I love love.
When it comes to Valentine’s Day, though, I’d rather skip the whole ordeal and enjoy a date night with my husband on any other night in February. The only thing more dreadful than prix fixe Valentine’s meals are the restaurants packed with people slogging through multi-course dinners on forced dates.
Almost as bad: Gaudy bouquets with baby’s breath. And a close runner-up: Hallmark’s tacky version of hearts.
“Succumbing in haste to the pressure to be romantic and generous because one holiday dictates we should act this way hardly honors a true and enduring relationship,” writes Iris Krasnow on the Huffington Post.
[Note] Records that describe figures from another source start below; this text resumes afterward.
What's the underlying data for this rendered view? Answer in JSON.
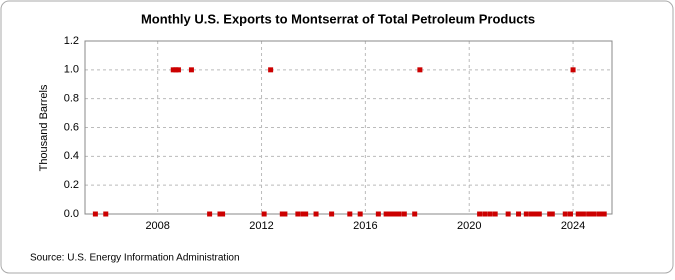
{
  "chart_data": {
    "type": "scatter",
    "title": "Monthly U.S. Exports to Montserrat of Total Petroleum Products",
    "y_label": "Thousand Barrels",
    "source": "Source: U.S. Energy Information Administration",
    "color": "#cc0000",
    "grid": true,
    "x": [
      2005.6,
      2006.0,
      2008.6,
      2008.7,
      2008.8,
      2009.3,
      2010.0,
      2010.4,
      2010.5,
      2012.1,
      2012.35,
      2012.8,
      2012.9,
      2013.4,
      2013.6,
      2013.7,
      2014.1,
      2014.7,
      2015.4,
      2015.8,
      2016.5,
      2016.8,
      2016.9,
      2017.0,
      2017.1,
      2017.2,
      2017.3,
      2017.5,
      2017.9,
      2018.1,
      2020.4,
      2020.6,
      2020.8,
      2021.0,
      2021.5,
      2021.9,
      2022.2,
      2022.4,
      2022.5,
      2022.6,
      2022.7,
      2023.1,
      2023.2,
      2023.7,
      2023.9,
      2024.0,
      2024.2,
      2024.3,
      2024.4,
      2024.6,
      2024.7,
      2024.8,
      2025.0,
      2025.1,
      2025.2
    ],
    "values": [
      0,
      0,
      1,
      1,
      1,
      1,
      0,
      0,
      0,
      0,
      1,
      0,
      0,
      0,
      0,
      0,
      0,
      0,
      0,
      0,
      0,
      0,
      0,
      0,
      0,
      0,
      0,
      0,
      0,
      1,
      0,
      0,
      0,
      0,
      0,
      0,
      0,
      0,
      0,
      0,
      0,
      0,
      0,
      0,
      0,
      1,
      0,
      0,
      0,
      0,
      0,
      0,
      0,
      0,
      0
    ],
    "xlim": [
      2005.2,
      2025.5
    ],
    "xticks": [
      2008,
      2012,
      2016,
      2020,
      2024
    ],
    "ylim": [
      0,
      1.2
    ],
    "yticks": [
      {
        "value": 0,
        "label": "0.0"
      },
      {
        "value": 0.2,
        "label": "0.2"
      },
      {
        "value": 0.4,
        "label": "0.4"
      },
      {
        "value": 0.6,
        "label": "0.6"
      },
      {
        "value": 0.8,
        "label": "0.8"
      },
      {
        "value": 1,
        "label": "1.0"
      },
      {
        "value": 1.2,
        "label": "1.2"
      }
    ]
  }
}
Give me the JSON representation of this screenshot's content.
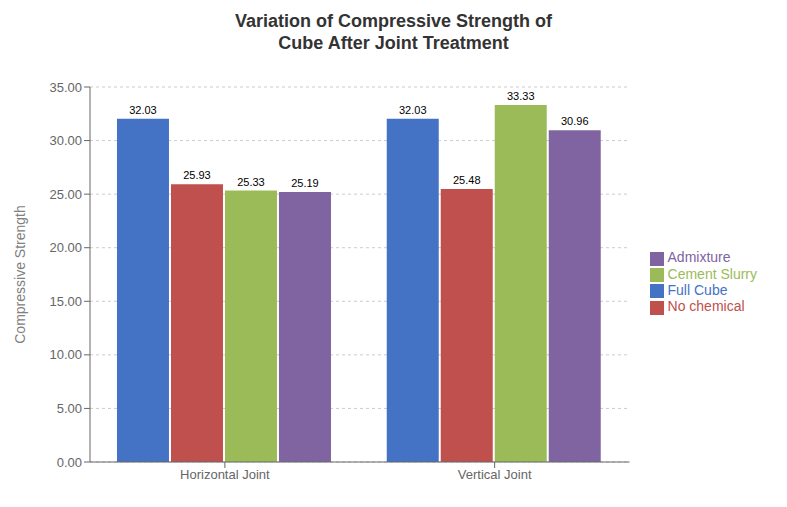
{
  "chart_data": {
    "type": "bar",
    "title": "Variation of Compressive Strength of\nCube After Joint Treatment",
    "ylabel": "Compressive Strength",
    "categories": [
      "Horizontal Joint",
      "Vertical Joint"
    ],
    "series": [
      {
        "name": "Full Cube",
        "color": "#4472C4",
        "values": [
          32.03,
          32.03
        ]
      },
      {
        "name": "No chemical",
        "color": "#C0504D",
        "values": [
          25.93,
          25.48
        ]
      },
      {
        "name": "Cement Slurry",
        "color": "#9BBB59",
        "values": [
          25.33,
          33.33
        ]
      },
      {
        "name": "Admixture",
        "color": "#8064A2",
        "values": [
          25.19,
          30.96
        ]
      }
    ],
    "ylim": [
      0,
      35
    ],
    "yticks": [
      {
        "value": 0,
        "label": "0.00"
      },
      {
        "value": 5,
        "label": "5.00"
      },
      {
        "value": 10,
        "label": "10.00"
      },
      {
        "value": 15,
        "label": "15.00"
      },
      {
        "value": 20,
        "label": "20.00"
      },
      {
        "value": 25,
        "label": "25.00"
      },
      {
        "value": 30,
        "label": "30.00"
      },
      {
        "value": 35,
        "label": "35.00"
      }
    ],
    "grid": true,
    "legend": "right",
    "data_labels": true
  }
}
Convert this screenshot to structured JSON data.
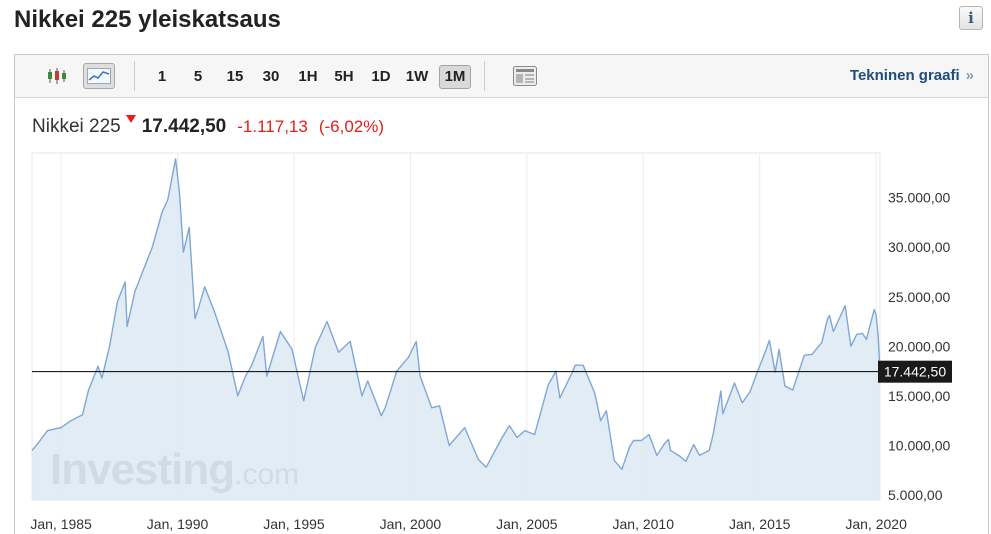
{
  "header": {
    "title": "Nikkei 225 yleiskatsaus",
    "info_icon": "info-icon"
  },
  "toolbar": {
    "chart_type_icons": [
      "candlestick-icon",
      "line-chart-icon"
    ],
    "periods": [
      "1",
      "5",
      "15",
      "30",
      "1H",
      "5H",
      "1D",
      "1W",
      "1M"
    ],
    "active_period": "1M",
    "layout_icon": "window-layout-icon",
    "tech_link": "Tekninen graafi",
    "tech_link_arrow": "»"
  },
  "quote": {
    "name": "Nikkei 225",
    "last": "17.442,50",
    "change": "-1.117,13",
    "change_pct": "(-6,02%)",
    "direction": "down"
  },
  "watermark": {
    "brand": "Investing",
    "suffix": ".com"
  },
  "colors": {
    "line": "#7fa7d6",
    "area": "#dde9f2",
    "price_line": "#000000",
    "down": "#e0201b",
    "link": "#1e4d7b"
  },
  "chart_data": {
    "type": "area",
    "x_axis": {
      "type": "date",
      "range": [
        "1983-10",
        "2020-03"
      ],
      "tick_labels": [
        "Jan, 1985",
        "Jan, 1990",
        "Jan, 1995",
        "Jan, 2000",
        "Jan, 2005",
        "Jan, 2010",
        "Jan, 2015",
        "Jan, 2020"
      ]
    },
    "y_axis": {
      "position": "right",
      "range": [
        4500,
        39500
      ],
      "ticks": [
        5000,
        10000,
        15000,
        20000,
        25000,
        30000,
        35000
      ],
      "tick_labels": [
        "5.000,00",
        "10.000,00",
        "15.000,00",
        "20.000,00",
        "25.000,00",
        "30.000,00",
        "35.000,00"
      ]
    },
    "grid": "vertical",
    "current_price": {
      "value": 17442.5,
      "label": "17.442,50"
    },
    "series": [
      {
        "points": [
          [
            "1983-10",
            9500
          ],
          [
            "1984-01",
            10200
          ],
          [
            "1984-06",
            11500
          ],
          [
            "1985-01",
            11800
          ],
          [
            "1985-06",
            12500
          ],
          [
            "1985-12",
            13100
          ],
          [
            "1986-03",
            15500
          ],
          [
            "1986-08",
            18000
          ],
          [
            "1986-10",
            16800
          ],
          [
            "1987-02",
            20000
          ],
          [
            "1987-06",
            24500
          ],
          [
            "1987-10",
            26500
          ],
          [
            "1987-11",
            22000
          ],
          [
            "1988-03",
            25500
          ],
          [
            "1988-08",
            28000
          ],
          [
            "1988-12",
            30000
          ],
          [
            "1989-05",
            33500
          ],
          [
            "1989-08",
            34800
          ],
          [
            "1989-12",
            38900
          ],
          [
            "1990-02",
            35500
          ],
          [
            "1990-04",
            29500
          ],
          [
            "1990-07",
            32000
          ],
          [
            "1990-10",
            22800
          ],
          [
            "1990-12",
            24000
          ],
          [
            "1991-03",
            26000
          ],
          [
            "1991-08",
            23500
          ],
          [
            "1992-03",
            19500
          ],
          [
            "1992-08",
            15000
          ],
          [
            "1992-12",
            17000
          ],
          [
            "1993-03",
            18000
          ],
          [
            "1993-09",
            21000
          ],
          [
            "1993-11",
            17000
          ],
          [
            "1994-06",
            21500
          ],
          [
            "1994-12",
            19700
          ],
          [
            "1995-06",
            14500
          ],
          [
            "1995-12",
            19900
          ],
          [
            "1996-06",
            22500
          ],
          [
            "1996-12",
            19400
          ],
          [
            "1997-06",
            20500
          ],
          [
            "1997-12",
            15000
          ],
          [
            "1998-03",
            16500
          ],
          [
            "1998-10",
            13000
          ],
          [
            "1998-12",
            13800
          ],
          [
            "1999-06",
            17500
          ],
          [
            "1999-12",
            18900
          ],
          [
            "2000-04",
            20500
          ],
          [
            "2000-06",
            17000
          ],
          [
            "2000-12",
            13800
          ],
          [
            "2001-04",
            14000
          ],
          [
            "2001-09",
            10000
          ],
          [
            "2002-05",
            11800
          ],
          [
            "2002-12",
            8600
          ],
          [
            "2003-04",
            7800
          ],
          [
            "2003-12",
            10700
          ],
          [
            "2004-04",
            12000
          ],
          [
            "2004-08",
            10800
          ],
          [
            "2004-12",
            11500
          ],
          [
            "2005-05",
            11100
          ],
          [
            "2005-12",
            16100
          ],
          [
            "2006-04",
            17500
          ],
          [
            "2006-06",
            14800
          ],
          [
            "2006-12",
            17200
          ],
          [
            "2007-02",
            18100
          ],
          [
            "2007-06",
            18100
          ],
          [
            "2007-12",
            15300
          ],
          [
            "2008-03",
            12500
          ],
          [
            "2008-06",
            13500
          ],
          [
            "2008-10",
            8500
          ],
          [
            "2009-02",
            7600
          ],
          [
            "2009-06",
            9900
          ],
          [
            "2009-08",
            10500
          ],
          [
            "2009-12",
            10500
          ],
          [
            "2010-04",
            11100
          ],
          [
            "2010-08",
            9000
          ],
          [
            "2010-12",
            10200
          ],
          [
            "2011-02",
            10600
          ],
          [
            "2011-03",
            9500
          ],
          [
            "2011-08",
            8900
          ],
          [
            "2011-11",
            8400
          ],
          [
            "2012-03",
            10100
          ],
          [
            "2012-06",
            9000
          ],
          [
            "2012-11",
            9500
          ],
          [
            "2013-01",
            11100
          ],
          [
            "2013-05",
            15500
          ],
          [
            "2013-06",
            13200
          ],
          [
            "2013-12",
            16300
          ],
          [
            "2014-04",
            14300
          ],
          [
            "2014-08",
            15400
          ],
          [
            "2014-12",
            17500
          ],
          [
            "2015-04",
            19500
          ],
          [
            "2015-06",
            20600
          ],
          [
            "2015-09",
            17400
          ],
          [
            "2015-11",
            19700
          ],
          [
            "2016-02",
            16000
          ],
          [
            "2016-06",
            15600
          ],
          [
            "2016-12",
            19100
          ],
          [
            "2017-04",
            19200
          ],
          [
            "2017-09",
            20400
          ],
          [
            "2017-12",
            22800
          ],
          [
            "2018-01",
            23100
          ],
          [
            "2018-03",
            21500
          ],
          [
            "2018-09",
            24100
          ],
          [
            "2018-12",
            20000
          ],
          [
            "2019-03",
            21200
          ],
          [
            "2019-06",
            21300
          ],
          [
            "2019-08",
            20700
          ],
          [
            "2019-12",
            23700
          ],
          [
            "2020-01",
            23200
          ],
          [
            "2020-02",
            21100
          ],
          [
            "2020-03",
            17442.5
          ]
        ]
      }
    ]
  }
}
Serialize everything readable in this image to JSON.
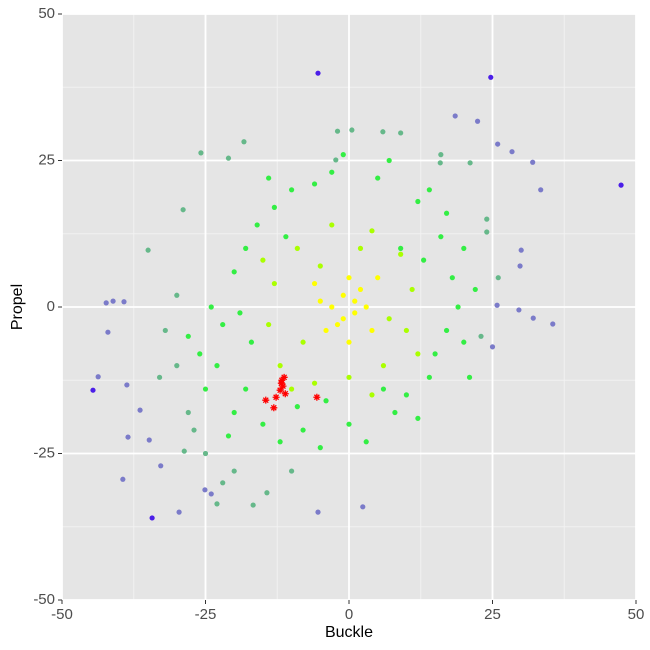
{
  "chart_data": {
    "type": "scatter",
    "x_label": "Buckle",
    "y_label": "Propel",
    "xlim": [
      -50,
      50
    ],
    "ylim": [
      -50,
      50
    ],
    "xticks": [
      -50,
      -25,
      0,
      25,
      50
    ],
    "yticks": [
      -50,
      -25,
      0,
      25,
      50
    ],
    "grid": true,
    "panel_color": "#e5e5e5",
    "series": [
      {
        "color": "#66b88a",
        "marker": "circle",
        "x": [
          -28,
          -30,
          -32,
          -25,
          -20,
          -10,
          24,
          26,
          23,
          -30,
          -2,
          16,
          -27,
          -22,
          -33,
          -23,
          -21,
          -25.8,
          -18.3,
          -28.9,
          -2.3,
          0.5,
          5.9,
          9,
          15.9,
          21.1,
          24,
          -16.7,
          -14.3,
          -28.7,
          -35
        ],
        "values": [
          -18,
          -10,
          -4,
          -25,
          -28,
          -28,
          15,
          5,
          -5,
          2,
          30,
          26,
          -21,
          -30,
          -12,
          -33.6,
          25.4,
          26.3,
          28.2,
          16.6,
          25.1,
          30.2,
          29.9,
          29.7,
          24.6,
          24.6,
          12.8,
          -33.8,
          -31.7,
          -24.6,
          9.7
        ]
      },
      {
        "color": "#33ee44",
        "marker": "circle",
        "x": [
          -20,
          -15,
          -8,
          0,
          8,
          14,
          17,
          18,
          16,
          12,
          5,
          -3,
          -10,
          -16,
          -20,
          -22,
          -23,
          -18,
          -12,
          -5,
          3,
          10,
          15,
          19,
          20,
          14,
          7,
          -6,
          -13,
          -18,
          -24,
          -26,
          -21,
          -9,
          12,
          20,
          22,
          17,
          -1,
          -14,
          -25,
          -17,
          9,
          -4,
          6,
          13,
          -11,
          -19,
          21,
          -28
        ],
        "values": [
          -18,
          -20,
          -21,
          -20,
          -18,
          -12,
          -4,
          5,
          12,
          18,
          22,
          23,
          20,
          14,
          6,
          -3,
          -10,
          -14,
          -23,
          -24,
          -23,
          -15,
          -8,
          0,
          10,
          20,
          25,
          21,
          17,
          10,
          0,
          -8,
          -22,
          -17,
          -19,
          -6,
          3,
          16,
          26,
          22,
          -14,
          -6,
          10,
          -16,
          -14,
          8,
          12,
          -1,
          -12,
          -5
        ]
      },
      {
        "color": "#aaff00",
        "marker": "circle",
        "x": [
          -12,
          -6,
          0,
          6,
          10,
          11,
          9,
          4,
          -3,
          -9,
          -13,
          -14,
          -8,
          7,
          2,
          -5,
          12,
          -10,
          4,
          -15
        ],
        "values": [
          -10,
          -13,
          -12,
          -10,
          -4,
          3,
          9,
          13,
          14,
          10,
          4,
          -3,
          -6,
          -2,
          10,
          7,
          -8,
          -14,
          -15,
          8
        ]
      },
      {
        "color": "#ffff00",
        "marker": "circle",
        "x": [
          -3,
          -1,
          1,
          -2,
          2,
          -5,
          3,
          0,
          -4,
          4,
          0,
          -6,
          5,
          -1,
          1
        ],
        "values": [
          0,
          2,
          -1,
          -3,
          3,
          1,
          0,
          5,
          -4,
          -4,
          -6,
          4,
          5,
          -2,
          1
        ]
      },
      {
        "color": "#7b7bc9",
        "marker": "circle",
        "x": [
          -39.4,
          -43.7,
          -42.3,
          -41.1,
          -39.2,
          -42,
          -29.6,
          -5.4,
          2.4,
          35.5,
          33.4,
          32,
          28.4,
          25.9,
          22.4,
          18.5,
          29.8,
          30,
          25.8,
          25,
          29.6,
          32.1,
          -38.7,
          -38.5,
          -34.8,
          -32.8,
          -24,
          -25.1,
          -36.4
        ],
        "values": [
          -29.4,
          -11.9,
          0.7,
          1,
          0.9,
          -4.3,
          -35,
          -35,
          -34.1,
          -2.9,
          20,
          24.7,
          26.5,
          27.8,
          31.7,
          32.6,
          7,
          9.7,
          0.3,
          -6.8,
          -0.5,
          -1.9,
          -13.3,
          -22.2,
          -22.7,
          -27.1,
          -31.9,
          -31.2,
          -17.6
        ]
      },
      {
        "color": "#4b1ee8",
        "marker": "circle",
        "x": [
          -5.4,
          24.7,
          47.4,
          -34.3,
          -44.6
        ],
        "values": [
          39.9,
          39.2,
          20.8,
          -36,
          -14.2
        ]
      },
      {
        "color": "#ff0000",
        "marker": "star",
        "x": [
          -14.5,
          -12.7,
          -12,
          -11.7,
          -11.1,
          -11.5,
          -13.1,
          -5.6,
          -11.8,
          -11.3
        ],
        "values": [
          -15.9,
          -15.4,
          -14.2,
          -12.5,
          -14.8,
          -13.5,
          -17.2,
          -15.4,
          -13,
          -12
        ]
      }
    ]
  }
}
The “Secret Lives of Wives” author continues: “You want to demonstrate deep and abiding love? Celebrate each other in small and meaningful ways each day, with gestures that have nothing to do with cash.”
I couldn’t agree more.
And yet, I’ll still celebrate Valentine’s Day. It’s not because I don’t want to disappoint my husband. (Like he’s sitting there dying to buy me overpriced flowers that’ll make him sneeze.) I’ll celebrate because I don’t want to disappoint the economy.
Yeah, Valentine’s Day is a commercial holiday designed to get us to spend money. And I’m happy we have these silly little holidays to get us out and shopping every so often. It also gives us an opportunity to use our purchasing power is a socially responsible way.
So this Valentine's Day, why not buy...
Flowers that don’t hurt the environment
Local florists could sure use our business. Before you splurge, however, learn about the real price of flowers. “The environmental impact of flowers is more than just the fertilizers, pesticides and energy used to grow them -- it is also all the flying, shipping and trucking,” reports the Scientific American.
If that’s turned you off from buying (or receiving) a bouquet, why not consider a locally sourced potted plant that will keep on giving. Last year, my husband gave me a lemon tree, and now every time I pick a lemon, I smile as I remember how we both presented each other with the same exact Valentine’s Day card.
Chocolates that won’t make you sick
If you don’t believe in slave labor, don’t buy chocolate unless you’re certain that it’s fair-trade.
In a November item about a new brand of Hanukkah gelt, Times editorial board member Karin Klein sobered up chocoholics with this horrifying stat: “According to an article in the online Jewish magazine Tablet (and reported over the years elsewhere), 80% of the world’s cacao comes from West African operations where children are commonly used as slave labor.”
Here are five fair-trade chocolates to try. And lucky you: Hugh Jackman is launching a fair-trade chocolate brand just in time for the holiday, with 100% of the profits reportedly going to charity.
Jewelry that doesn’t violate human rights
It’s impossible to tell whether a diamond is 100% conflict-free, writes Take Part’s Amy DuFault, due in part to what Global Witness says is an “impaired traceability along the entire diamond pipeline.” So, if you want to guarantee that your Valentine’s Day jewelry wasn’t mined in a war zone, DuFault suggests going synthetic.
She argues: “Something to consider this Valentine’s Day is the purchase of a synthetic diamond that is 100 percent conflict-free and made in a laboratory. Moissanite, cubic zirconia, and pure carbon ‘diamonds’ are hard to distinguish to most people and help making the choice to support peace (and of course love) on February 14th a whole lot easier.”
Cards you can’t accidentally delete
“Some good and noble and wonderful things are dying out in our modern world, and real mail is one of them,” my colleague Paul Whitefield wrote Wednesday after learning that the Postal Service wants to cancel its Saturday service. “Sure, you can email,” he said. “But you can’t hold an email in your hand.”
Ditto Valentine’s Day stationery, whether you send a card through the mail or deliver it in person. It’s just better to open up a handwritten card that you can then tack up on your bulletin board and save in a keepsake box.
True, it may not be as good for the environment, but it is good for the economy -- and it’s an easy way to support the arts. And seriously, these cards are works of art.